Understanding probabilistic interpretation of linear regression

179 Views Asked by At

I want to fully understand the probabilistic interpretation. As in, I know once we have a probabilistic model, we differentiate for maximum likelihood and find the weights/regressors but what i really find difficult to grasp is how exactly are we developing a probabilistic model for linear regression. I have see that initially we we write: $y_i=\epsilon_i +w^Tx_i$.---------(1)
Here i want to know what is $y_i$? Is it the observed value? Then how come we model it as random? Where is the randomness coming from? What is $\epsilon_i$? Is it error or noise?

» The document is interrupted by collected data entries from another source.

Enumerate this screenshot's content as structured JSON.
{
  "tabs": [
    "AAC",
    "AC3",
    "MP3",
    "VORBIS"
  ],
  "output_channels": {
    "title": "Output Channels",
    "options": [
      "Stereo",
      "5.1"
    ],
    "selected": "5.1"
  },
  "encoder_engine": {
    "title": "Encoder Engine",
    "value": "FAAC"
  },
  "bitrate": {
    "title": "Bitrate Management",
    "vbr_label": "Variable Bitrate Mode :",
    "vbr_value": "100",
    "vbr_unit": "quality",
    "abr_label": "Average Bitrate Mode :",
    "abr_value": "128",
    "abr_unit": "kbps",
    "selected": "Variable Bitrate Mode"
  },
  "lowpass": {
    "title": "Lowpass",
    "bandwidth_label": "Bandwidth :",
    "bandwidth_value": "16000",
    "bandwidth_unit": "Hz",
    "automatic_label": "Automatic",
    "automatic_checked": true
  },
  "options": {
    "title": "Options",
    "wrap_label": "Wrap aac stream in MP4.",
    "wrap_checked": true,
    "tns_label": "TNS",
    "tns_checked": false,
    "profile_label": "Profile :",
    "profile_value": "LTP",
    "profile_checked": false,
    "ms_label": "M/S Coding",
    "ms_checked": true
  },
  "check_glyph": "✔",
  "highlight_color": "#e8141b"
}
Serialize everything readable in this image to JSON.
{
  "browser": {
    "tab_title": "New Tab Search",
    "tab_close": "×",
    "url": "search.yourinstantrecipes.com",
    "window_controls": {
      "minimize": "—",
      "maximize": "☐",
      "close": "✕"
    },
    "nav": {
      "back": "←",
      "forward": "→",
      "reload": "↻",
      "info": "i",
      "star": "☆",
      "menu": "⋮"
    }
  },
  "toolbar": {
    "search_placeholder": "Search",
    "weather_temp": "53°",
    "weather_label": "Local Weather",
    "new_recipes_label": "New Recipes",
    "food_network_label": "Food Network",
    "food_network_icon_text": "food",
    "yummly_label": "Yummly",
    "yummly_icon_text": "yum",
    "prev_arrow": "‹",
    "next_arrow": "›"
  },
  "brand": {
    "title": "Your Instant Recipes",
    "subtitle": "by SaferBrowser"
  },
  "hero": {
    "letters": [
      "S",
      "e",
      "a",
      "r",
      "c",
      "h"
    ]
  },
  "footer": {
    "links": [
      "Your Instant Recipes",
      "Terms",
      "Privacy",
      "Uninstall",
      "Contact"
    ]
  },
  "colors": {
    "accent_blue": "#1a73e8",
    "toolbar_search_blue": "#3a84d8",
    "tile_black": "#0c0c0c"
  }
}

please correct if i am wrong:

What i understand is our measured data is noisy. i.e for the same $x_i, y_i$ can vary on a different draw of samples, which is due to some inherent randomness in $y_i$. And this randomness is what we are quantifying using $\epsilon_i \sim N(0,\sigma^2)$. Hence $y_i$ is a normal random variable given $x_i$ and it has mean $w^Tx_i$ so we want to maximize the likelihood, meaning maximize the probability that $y_i$ takes the value which we have in our current experimental data, given xi and this probability happens to be parameterized by w due to (1).

2

There are 2 best solutions below

1
On

Your two questions cancel each other out: the randomness is coming from $\varepsilon_i$. In the probabilistic interpretation of linear regression we assume that the data is being generated by an unknown linear model $w^T x_i$ plus IID Gaussian noise $\varepsilon_i$, which we assume has mean zero and a fixed variance $\sigma^2$ which will turn out to be irrelevant. This means that the log likelihood of observing some data points $y_1, \dots y_k$ under the assumption that the weight vector is $w$ is proportional to $- \sum (y_i - w^T x_i)^2$, so the maximum likelihood estimate for $w$ is given by maximizing this expression, which means minimizing the sum of squares.

1
On

In this regression model $x_i$ is deterministic, and not noisy. It is the point at which you perform the measurement. $y_i$ is the noisy result of the measurement and is indeed the observed value. Sometimes I like to think of it as if the true measurement $y^{true}_i$ is viewed through an instrument that is noisy, so that each time we make the observation at the same point $x_i$, the instrument gives us a different value of $y_i$ that is near, but not at, the true value $y^{true}_i$. So you can interpret $\epsilon$ as the random behavior of the instrument, which is different at each observation (even if the observation is at the same $x$).